From: Volker Apelt <gq437x_at_yahoo.de>
Date: Mon, 17 Mar 2003 18:41:23 +0100
Message-ID: <lgptopc2m4.fsf@mu.biosolveit.local>

Galen Boyer <galenboyer_at_hotpop.com> writes:

> On Sun, 16 Mar 2003, gq437x_at_yahoo.de wrote:
>> Galen Boyer <galenboyer_at_hotpop.com> writes:
>>> On Fri, 14 Mar 2003, gq437x_at_yahoo.de wrote:
>>>>
>>>> We insert into one table from many clients via mass inserts.
>>>
>>> How does the data get there? Do the clients insert it? Do you guys
>>> get file feeds and load into a staging table? (ie, what's the steps
>>> to performing a mass insert?)

>> Thank you for asking. No, we are not importing files.
>>
>> The data is produced by the clients. It is a result of some

> Hm... Since the data source, ie client, isn't part of the key, the whole
> solution of how to handle duplicate rows should handle the fact that
> clients might send duplicate rows?

Yes, the clients can send identical rows and the database should accept the duplicates if they are 100% identical to some existing rows.

The 'select' part is a temporary debugging helper for us. It will not be part of the release version. The count == 1 branch catches the duplicates while the 'else' branch handles the invalid ID cases.

The debugging code has already catched some errors of another component, which had a dangling pointer. With that code in the trigger we could prove that the data send and data raising the DUP_VAL_ON_INDEX was different. So, the problem was neither the database nor the client data.

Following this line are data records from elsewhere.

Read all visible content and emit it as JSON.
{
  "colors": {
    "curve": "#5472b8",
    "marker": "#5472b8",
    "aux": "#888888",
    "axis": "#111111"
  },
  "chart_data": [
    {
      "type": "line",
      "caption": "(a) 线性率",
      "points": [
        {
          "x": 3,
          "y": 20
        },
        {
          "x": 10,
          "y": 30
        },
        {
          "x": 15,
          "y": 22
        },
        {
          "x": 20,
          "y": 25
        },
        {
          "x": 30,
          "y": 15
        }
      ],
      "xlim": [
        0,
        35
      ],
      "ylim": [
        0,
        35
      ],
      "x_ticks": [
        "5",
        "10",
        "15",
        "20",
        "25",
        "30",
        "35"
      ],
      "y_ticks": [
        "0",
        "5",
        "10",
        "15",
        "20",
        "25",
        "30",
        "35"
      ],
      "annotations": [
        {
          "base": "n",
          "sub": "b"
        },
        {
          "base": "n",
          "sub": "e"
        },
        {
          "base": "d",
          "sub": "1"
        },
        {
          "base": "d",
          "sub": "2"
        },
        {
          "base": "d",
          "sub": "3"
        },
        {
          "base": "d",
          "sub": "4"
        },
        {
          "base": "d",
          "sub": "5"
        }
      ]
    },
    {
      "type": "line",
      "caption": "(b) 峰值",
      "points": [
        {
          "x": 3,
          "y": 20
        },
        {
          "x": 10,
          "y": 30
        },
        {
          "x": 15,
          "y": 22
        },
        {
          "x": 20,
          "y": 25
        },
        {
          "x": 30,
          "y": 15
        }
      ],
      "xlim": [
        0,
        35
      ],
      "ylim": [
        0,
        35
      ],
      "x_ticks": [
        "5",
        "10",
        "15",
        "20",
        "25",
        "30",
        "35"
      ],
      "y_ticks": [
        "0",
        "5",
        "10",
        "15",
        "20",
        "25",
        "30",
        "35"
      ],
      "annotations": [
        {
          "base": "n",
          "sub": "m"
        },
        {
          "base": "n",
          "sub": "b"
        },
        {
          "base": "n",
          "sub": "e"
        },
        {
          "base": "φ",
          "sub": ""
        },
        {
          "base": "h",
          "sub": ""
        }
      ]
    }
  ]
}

>> from the natural key data on the client (kind of compression). This
>> ID calculation is guaranteed to produce unique results.
>
> This looks like it might be the culprit. I would bet that two different
> rows are "hashing" to the same key (especially since the error is a PK
> violation?). Why not just use a sequence id as the PK and then use a
> unique index on the natural key? Then, check for unique index
> violations when inserting? (ie, you rolled your own "hashed natural
> key")

If we draw ids from a sequence instead of the hashed key, the other clients have to query the id values to use the same id for identical DATA.
>> after the calculation has started. So, the duplicate detection has to
>> be done by the database. Thats where it belongs anyway, IMHO.
>
> To isolate this, you could add to the existing trigger so, on insert, it
> inserts all inserted rows to a new unprotected table and you could do
> some analysis on that table? I bet you'll find duplicate PKs with
> different attributes on that row.

The current problem is that the database is rejecting a valid duplicate. I have checked the current content of that table and recalculated and compared the hash value. All pairs of ID+DATA are ok. The rejected row is even in the database.

Writing them aside into a different table may be an option for documenting them, but the utility.debug.f do the same.

Different questions:
1)
Is there any reason why a select on the same table as an insert within the same transaction could cause a problem?

2)
The day the problem started, I did some performance tests. I have changed the FREELISTS parameter for that table from 1 to 2. Can that cause a problem?

Thank you,

Volker

-- 
Volker Apelt

Received on Mon Mar 17 2003 - 11:41:23 CST